Metoikos (literally ‘household-changer’), our ‘metic’, was the category into which any non-Athenian wanting residence in Athens was placed. While having no citizen rights, of which Athenians were very jealous, they did have access to the courts; but they were unable to own property, so were always lodgers, had to serve in the military, pay a metic tax and, if they became wealthy, were liable for taxes on the rich. Most came to do business, many very successfully.
Before they could register as a metic, they had to have a citizen sponsor (prostatês: ‘one who stands in front of, guardian, patron’) to support their application for metic status. Presumably the sponsor helped the metic to register with the state and his local authority, and (possibly) to continue to support them in some way or other during their stay (the sources hint at legal matters).

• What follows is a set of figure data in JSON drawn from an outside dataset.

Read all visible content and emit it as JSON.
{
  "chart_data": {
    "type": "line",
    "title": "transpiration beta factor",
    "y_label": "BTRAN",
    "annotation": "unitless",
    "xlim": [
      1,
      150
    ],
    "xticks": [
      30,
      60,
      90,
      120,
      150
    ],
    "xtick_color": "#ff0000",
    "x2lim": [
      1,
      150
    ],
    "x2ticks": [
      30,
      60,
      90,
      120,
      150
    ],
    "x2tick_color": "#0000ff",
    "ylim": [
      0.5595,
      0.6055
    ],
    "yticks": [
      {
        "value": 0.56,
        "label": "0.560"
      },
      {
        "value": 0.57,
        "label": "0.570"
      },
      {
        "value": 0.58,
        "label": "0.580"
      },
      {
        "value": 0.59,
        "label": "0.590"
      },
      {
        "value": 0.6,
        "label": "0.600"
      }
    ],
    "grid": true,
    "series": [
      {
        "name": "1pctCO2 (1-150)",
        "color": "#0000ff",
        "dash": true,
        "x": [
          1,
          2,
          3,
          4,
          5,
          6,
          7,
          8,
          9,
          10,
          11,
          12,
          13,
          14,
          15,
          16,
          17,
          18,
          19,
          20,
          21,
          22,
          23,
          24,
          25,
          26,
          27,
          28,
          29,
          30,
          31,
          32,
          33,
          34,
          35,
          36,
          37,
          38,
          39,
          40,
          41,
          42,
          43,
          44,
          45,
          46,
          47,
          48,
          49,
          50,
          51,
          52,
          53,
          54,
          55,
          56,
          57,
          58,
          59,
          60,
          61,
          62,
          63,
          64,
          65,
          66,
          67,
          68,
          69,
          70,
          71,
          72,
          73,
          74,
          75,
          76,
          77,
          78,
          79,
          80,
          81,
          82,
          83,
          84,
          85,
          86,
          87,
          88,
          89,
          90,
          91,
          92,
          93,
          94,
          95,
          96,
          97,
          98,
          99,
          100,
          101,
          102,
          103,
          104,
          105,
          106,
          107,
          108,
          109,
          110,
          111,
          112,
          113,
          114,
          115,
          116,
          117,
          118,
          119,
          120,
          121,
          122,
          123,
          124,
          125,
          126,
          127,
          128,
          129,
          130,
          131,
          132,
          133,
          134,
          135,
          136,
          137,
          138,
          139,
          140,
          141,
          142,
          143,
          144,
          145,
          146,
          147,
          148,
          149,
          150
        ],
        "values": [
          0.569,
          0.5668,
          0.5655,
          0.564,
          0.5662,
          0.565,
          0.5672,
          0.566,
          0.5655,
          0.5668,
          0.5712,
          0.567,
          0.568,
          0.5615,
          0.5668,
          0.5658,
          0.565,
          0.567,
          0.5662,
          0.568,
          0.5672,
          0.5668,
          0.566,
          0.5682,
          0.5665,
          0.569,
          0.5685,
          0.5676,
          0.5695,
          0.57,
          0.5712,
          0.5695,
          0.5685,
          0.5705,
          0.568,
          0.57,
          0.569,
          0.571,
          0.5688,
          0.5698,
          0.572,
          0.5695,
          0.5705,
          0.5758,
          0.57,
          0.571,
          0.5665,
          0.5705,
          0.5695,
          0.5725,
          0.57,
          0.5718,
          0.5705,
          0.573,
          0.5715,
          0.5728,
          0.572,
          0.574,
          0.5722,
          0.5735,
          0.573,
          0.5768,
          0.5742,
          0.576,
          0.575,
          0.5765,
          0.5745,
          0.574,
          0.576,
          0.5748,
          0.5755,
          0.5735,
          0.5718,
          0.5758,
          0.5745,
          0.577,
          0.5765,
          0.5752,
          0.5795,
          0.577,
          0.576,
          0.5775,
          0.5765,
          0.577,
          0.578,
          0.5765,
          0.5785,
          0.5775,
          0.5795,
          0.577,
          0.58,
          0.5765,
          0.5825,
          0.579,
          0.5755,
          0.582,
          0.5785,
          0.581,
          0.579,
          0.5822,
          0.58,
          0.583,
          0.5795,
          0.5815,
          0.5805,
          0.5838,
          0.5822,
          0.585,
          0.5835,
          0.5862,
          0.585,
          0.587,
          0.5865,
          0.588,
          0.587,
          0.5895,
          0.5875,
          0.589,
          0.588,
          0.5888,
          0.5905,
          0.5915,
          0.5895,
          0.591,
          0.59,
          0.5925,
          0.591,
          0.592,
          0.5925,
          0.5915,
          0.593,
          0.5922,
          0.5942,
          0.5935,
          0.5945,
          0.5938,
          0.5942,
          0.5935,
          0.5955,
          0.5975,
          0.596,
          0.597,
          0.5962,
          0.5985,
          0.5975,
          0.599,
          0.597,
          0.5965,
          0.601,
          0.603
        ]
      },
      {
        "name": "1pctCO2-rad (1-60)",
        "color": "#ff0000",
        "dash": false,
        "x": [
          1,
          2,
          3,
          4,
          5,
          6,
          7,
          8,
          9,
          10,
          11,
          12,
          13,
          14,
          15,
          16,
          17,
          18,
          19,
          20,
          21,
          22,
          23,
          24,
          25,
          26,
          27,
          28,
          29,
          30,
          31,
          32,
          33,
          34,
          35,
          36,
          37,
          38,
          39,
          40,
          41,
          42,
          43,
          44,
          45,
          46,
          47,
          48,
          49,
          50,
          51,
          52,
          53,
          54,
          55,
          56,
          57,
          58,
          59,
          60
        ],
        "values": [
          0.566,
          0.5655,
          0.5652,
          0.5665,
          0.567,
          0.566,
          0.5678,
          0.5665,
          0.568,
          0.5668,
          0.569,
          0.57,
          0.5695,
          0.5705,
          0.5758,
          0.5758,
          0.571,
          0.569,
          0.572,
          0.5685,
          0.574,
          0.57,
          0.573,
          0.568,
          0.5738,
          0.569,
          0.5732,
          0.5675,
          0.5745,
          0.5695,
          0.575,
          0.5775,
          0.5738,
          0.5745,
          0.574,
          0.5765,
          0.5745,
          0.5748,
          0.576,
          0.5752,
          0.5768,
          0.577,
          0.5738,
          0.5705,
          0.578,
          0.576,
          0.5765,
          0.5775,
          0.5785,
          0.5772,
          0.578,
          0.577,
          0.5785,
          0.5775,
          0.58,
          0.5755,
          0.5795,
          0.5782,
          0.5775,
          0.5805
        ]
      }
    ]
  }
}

One of the purposes of the sponsor may have been to reassure citizens about a metic’s general character. Two of Athens’ metics mused on the question. The Sicilian speechwriter Lysias talked of a contract between city and metic, that honest, law-abiding behaviour should meet with fair treatment from citizens; ‘discretion’ and ‘orderliness’ were expected of metics. Aristotle, from Chalcidice in the north, observed that while metics played a vital role in the city, they had no share in citizens’ political rights; but then, ‘no one would consider a metic mean-spirited if he thought of himself as unfitted for office’. A good metic, like Aristotle, knew his place.